Naturally, the rise in copper demand and tight inventory has led to higher prices for the metal. Indeed, copper prices have been climbing in recent years, hitting a record in February, 2011. Minus the hiccup in 2008 caused by the recession, the price per pound (on futures contracts) has jumped threefold since 2005, from $1.50 to more than $4.60, while the price per ton has surged to $10,000 from about $3,500 during the same time frame. Observers often look to the price of this commodity to gain some perspective on the state of the economy. In fact, it is typically known as “Dr. Copper” because it serves as a leading indicator of economic activity. An upward movement in copper prices usually implies strong industrial demand and ongoing growth in the broader economy, whereas a downward movement suggests weakening industrial demand, and thus signals an economic slowdown. It’s not hard to see, therefore, that soaring copper prices in the last couple of years have reflected a pickup in industrial production with the broader global recovery, driven largely by rapid growth in Asia.
Following the recent quake/tsunami/nuclear disasters in Japan, the price of the red metal retreated a bit, on fears that the catastrophes could cripple the Japanese economy and have an adverse effect on global markets. But the decline is likely a knee-jerk reaction, and the price should bounce back. While the price of the resource is off its peak, reached earlier in the year, it still seems to be going fairly strong, trading well above historical levels. On this end, there is speculation that efforts to rebuild the disaster-stricken region will actually cause copper demand (and prices) to spike. A need to replenish the depleted supply of the resource further supports the argument for a likely rise in copper prices. On the flip side, China has been easiing its imports of the metal recently, which makes the case for a weaker copper-price outlook.

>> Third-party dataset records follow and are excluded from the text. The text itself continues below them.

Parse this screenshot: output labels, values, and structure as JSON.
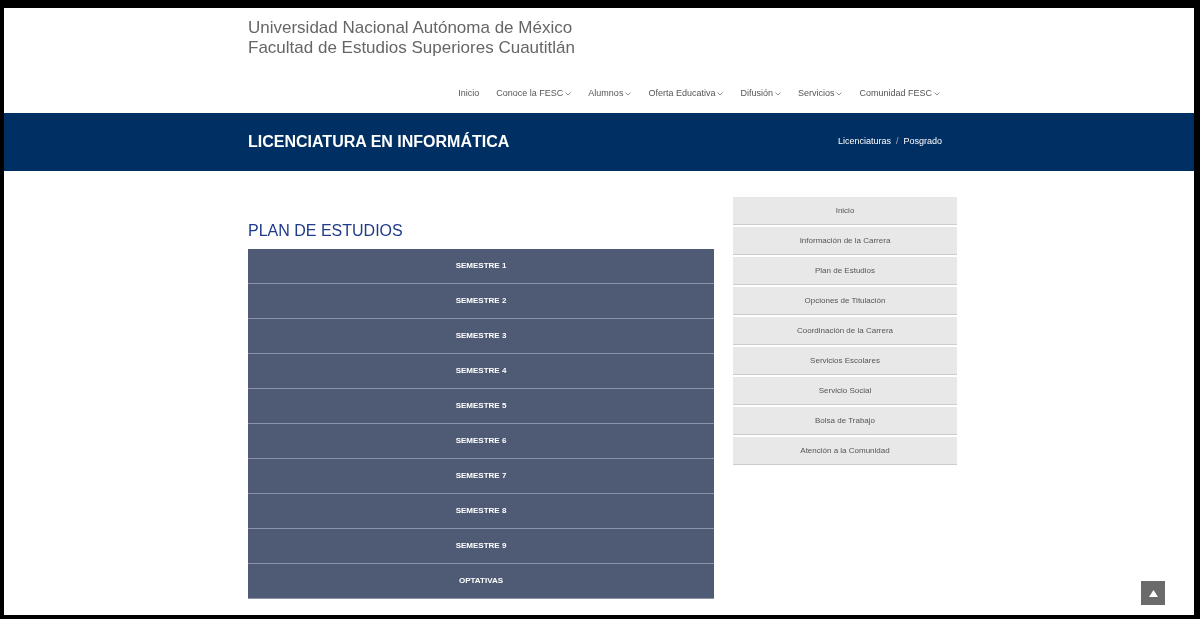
{
  "header": {
    "title_lines": [
      "Universidad Nacional Autónoma de México",
      "Facultad de Estudios Superiores Cuautitlán"
    ]
  },
  "nav": [
    {
      "label": "Inicio",
      "dropdown": false
    },
    {
      "label": "Conoce la FESC",
      "dropdown": true
    },
    {
      "label": "Alumnos",
      "dropdown": true
    },
    {
      "label": "Oferta Educativa",
      "dropdown": true
    },
    {
      "label": "Difusión",
      "dropdown": true
    },
    {
      "label": "Servicios",
      "dropdown": true
    },
    {
      "label": "Comunidad FESC",
      "dropdown": true
    }
  ],
  "banner": {
    "title": "LICENCIATURA EN INFORMÁTICA",
    "breadcrumb": [
      "Licenciaturas",
      "Posgrado"
    ],
    "separator": "/"
  },
  "section_title": "PLAN DE ESTUDIOS",
  "accordion": [
    {
      "label": "SEMESTRE 1",
      "expanded": false
    },
    {
      "label": "SEMESTRE 2",
      "expanded": false
    },
    {
      "label": "SEMESTRE 3",
      "expanded": false
    },
    {
      "label": "SEMESTRE 4",
      "expanded": false
    },
    {
      "label": "SEMESTRE 5",
      "expanded": false
    },
    {
      "label": "SEMESTRE 6",
      "expanded": false
    },
    {
      "label": "SEMESTRE 7",
      "expanded": false
    },
    {
      "label": "SEMESTRE 8",
      "expanded": false
    },
    {
      "label": "SEMESTRE 9",
      "expanded": false
    },
    {
      "label": "OPTATIVAS",
      "expanded": false
    }
  ],
  "sidebar": {
    "items": [
      "Inicio",
      "Información de la Carrera",
      "Plan de Estudios",
      "Opciones de Titulación",
      "Coordinación de la Carrera",
      "Servicios Escolares",
      "Servicio Social",
      "Bolsa de Trabajo",
      "Atención a la Comunidad"
    ]
  }
}
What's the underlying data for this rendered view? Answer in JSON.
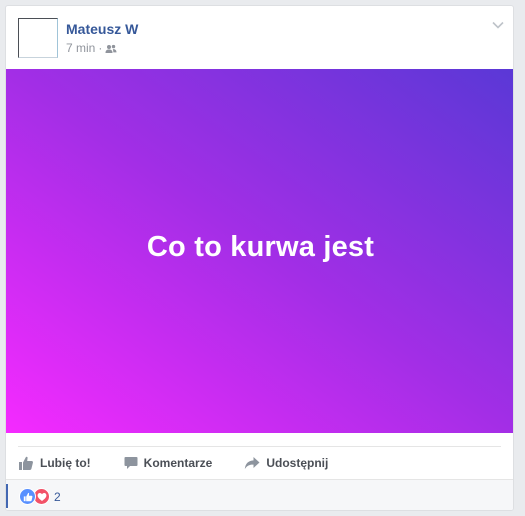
{
  "post": {
    "author": "Mateusz W",
    "timestamp": "7 min",
    "separator": "·",
    "audience_icon": "friends-icon",
    "menu_icon": "chevron-down-icon",
    "text": "Co to kurwa jest",
    "background_colors": [
      "#f52aff",
      "#a32ee6",
      "#5a38d6"
    ]
  },
  "actions": {
    "like_label": "Lubię to!",
    "comment_label": "Komentarze",
    "share_label": "Udostępnij"
  },
  "reactions": {
    "icons": [
      "like-reaction-icon",
      "love-reaction-icon"
    ],
    "count": "2"
  },
  "colors": {
    "link": "#365899",
    "accent": "#4267b2",
    "like_reaction": "#5890ff",
    "love_reaction": "#f25268"
  }
}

At this juncture, it’s difficult to say with certainty where copper prices will go next, though considering Japan’s rebuilding efforts, up is possible. Copper may well outpace gold and remain a hot metal, at least for the coming two years or so. Investors can get exposure to the red metal through exchange traded funds (ETFs), but also have a number of mining stocks from which to choose, including Southern Copper (SCCO). The Arizona-based company is more of a pure-play, as its mining operations are largely focused on copper. Growth prospects for Southern are particularly bright, driven largely by China’s insatiable appetite for the resource. The miner has projects under way in Peru and Mexico that should help increase its annual copper output capacity by several hundred thousand tons, and benefit profits in the long run.

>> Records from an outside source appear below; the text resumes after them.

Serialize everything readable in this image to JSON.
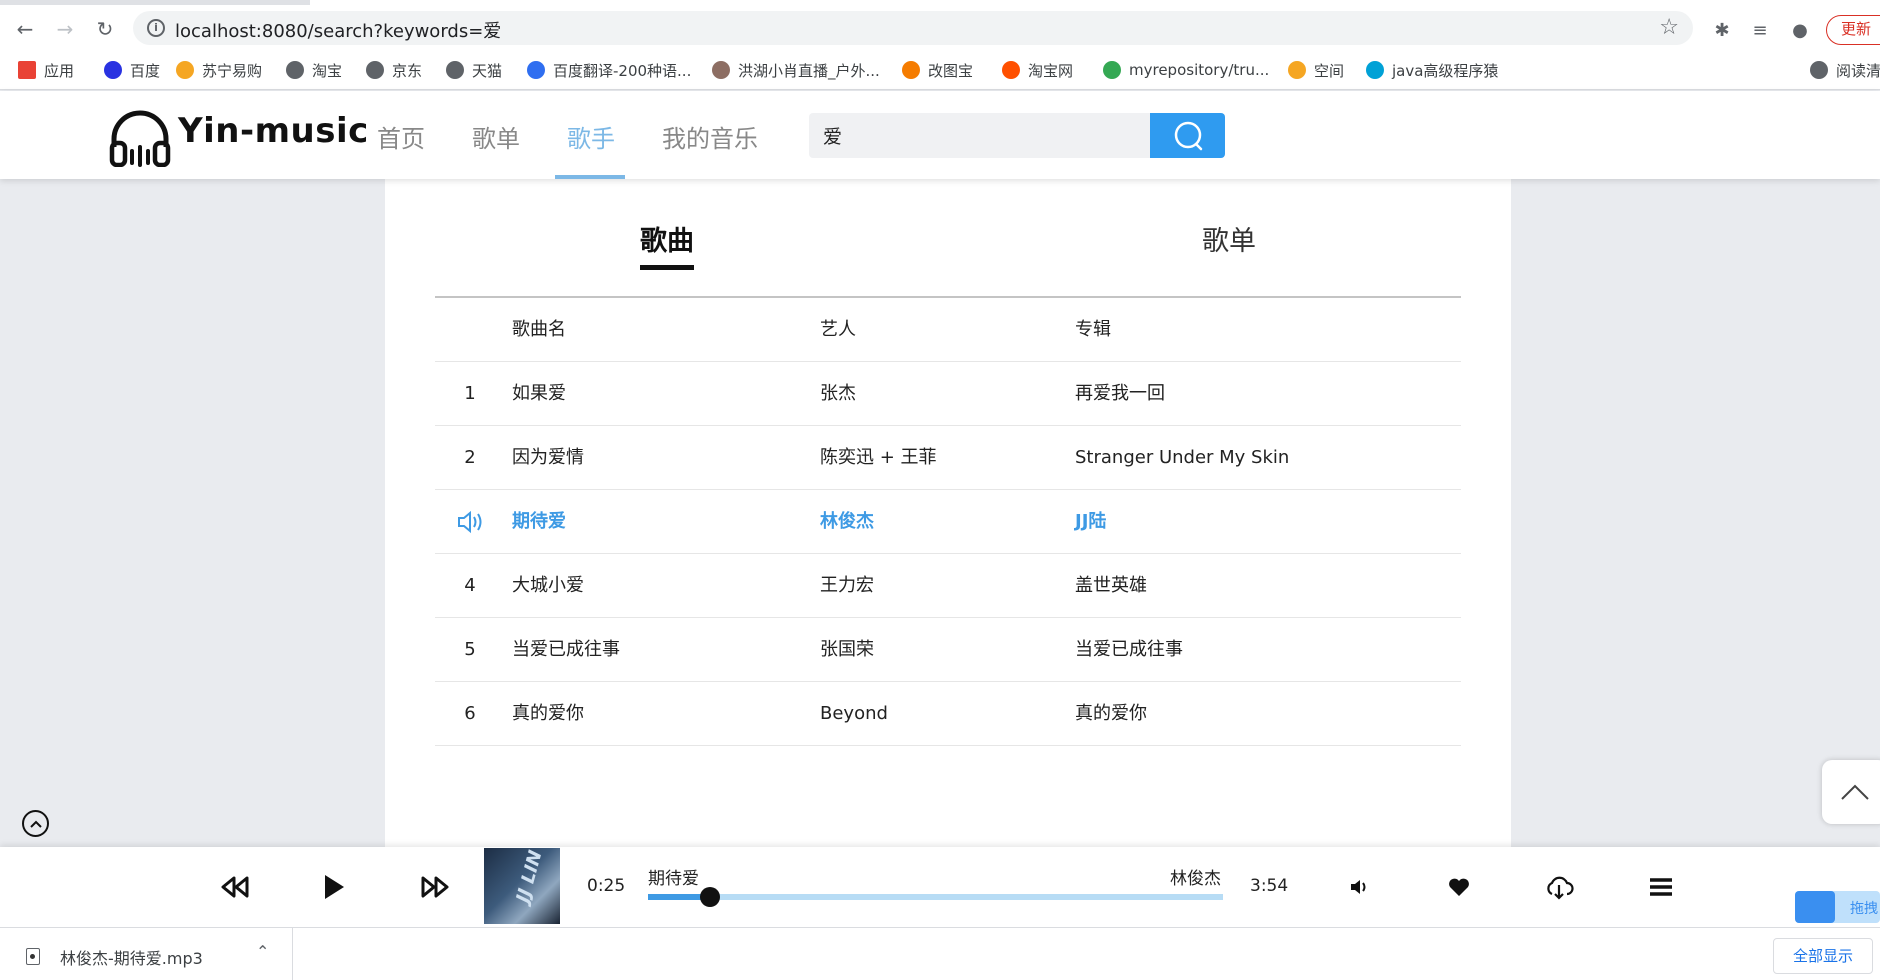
{
  "browser": {
    "url": "localhost:8080/search?keywords=爱",
    "update_label": "更新",
    "bookmarks": [
      {
        "label": "应用",
        "color": "#e94235"
      },
      {
        "label": "百度",
        "color": "#2932e1"
      },
      {
        "label": "苏宁易购",
        "color": "#f5a623"
      },
      {
        "label": "淘宝",
        "color": "#5f6368"
      },
      {
        "label": "京东",
        "color": "#5f6368"
      },
      {
        "label": "天猫",
        "color": "#5f6368"
      },
      {
        "label": "百度翻译-200种语...",
        "color": "#2f6ef0"
      },
      {
        "label": "洪湖小肖直播_户外...",
        "color": "#8d6e63"
      },
      {
        "label": "改图宝",
        "color": "#f57c00"
      },
      {
        "label": "淘宝网",
        "color": "#ff5000"
      },
      {
        "label": "myrepository/tru...",
        "color": "#34a853"
      },
      {
        "label": "空间",
        "color": "#f5a623"
      },
      {
        "label": "java高级程序猿",
        "color": "#00a1d6"
      },
      {
        "label": "阅读清",
        "color": "#5f6368"
      }
    ]
  },
  "header": {
    "logo": "Yin-music",
    "nav": [
      "首页",
      "歌单",
      "歌手",
      "我的音乐"
    ],
    "active_nav": "歌手",
    "search_value": "爱"
  },
  "results": {
    "tabs": [
      "歌曲",
      "歌单"
    ],
    "active_tab": "歌曲",
    "columns": {
      "name": "歌曲名",
      "artist": "艺人",
      "album": "专辑"
    },
    "songs": [
      {
        "index": "1",
        "name": "如果爱",
        "artist": "张杰",
        "album": "再爱我一回"
      },
      {
        "index": "2",
        "name": "因为爱情",
        "artist": "陈奕迅 + 王菲",
        "album": "Stranger Under My Skin"
      },
      {
        "index": "",
        "name": "期待爱",
        "artist": "林俊杰",
        "album": "JJ陆",
        "playing": true
      },
      {
        "index": "4",
        "name": "大城小爱",
        "artist": "王力宏",
        "album": "盖世英雄"
      },
      {
        "index": "5",
        "name": "当爱已成往事",
        "artist": "张国荣",
        "album": "当爱已成往事"
      },
      {
        "index": "6",
        "name": "真的爱你",
        "artist": "Beyond",
        "album": "真的爱你"
      }
    ]
  },
  "player": {
    "current_time": "0:25",
    "duration": "3:54",
    "title": "期待爱",
    "artist": "林俊杰",
    "progress_fraction": 0.107,
    "cover_text": "JJ LIN",
    "accent_color": "#3e9ae4",
    "extension_label": "拖拽"
  },
  "downloads": {
    "file": "林俊杰-期待爱.mp3",
    "show_all": "全部显示"
  }
}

For more diversified metals miners, investors might want to check out Australian mega mining company BHP Billiton Ltd. ADR (BHP), Louisiana-based Freeport McMoRan Copper & Gold (FCX), and Teck Resources Limited (TCKB.TO) of Canada. In each case, copper represents a sizable portion of business, with increases in output capacity likely in 2011. Hearty profit gains appear to be in store for these miners this year, assuming commodity prices remain attractive. Although the equities are trading near their all-time highs, those willing to bet that metals prices will rise further in the coming months may want to take a look if there is a pullback.
At the time of this writing, the author did not have any positions in any of the companies mentioned.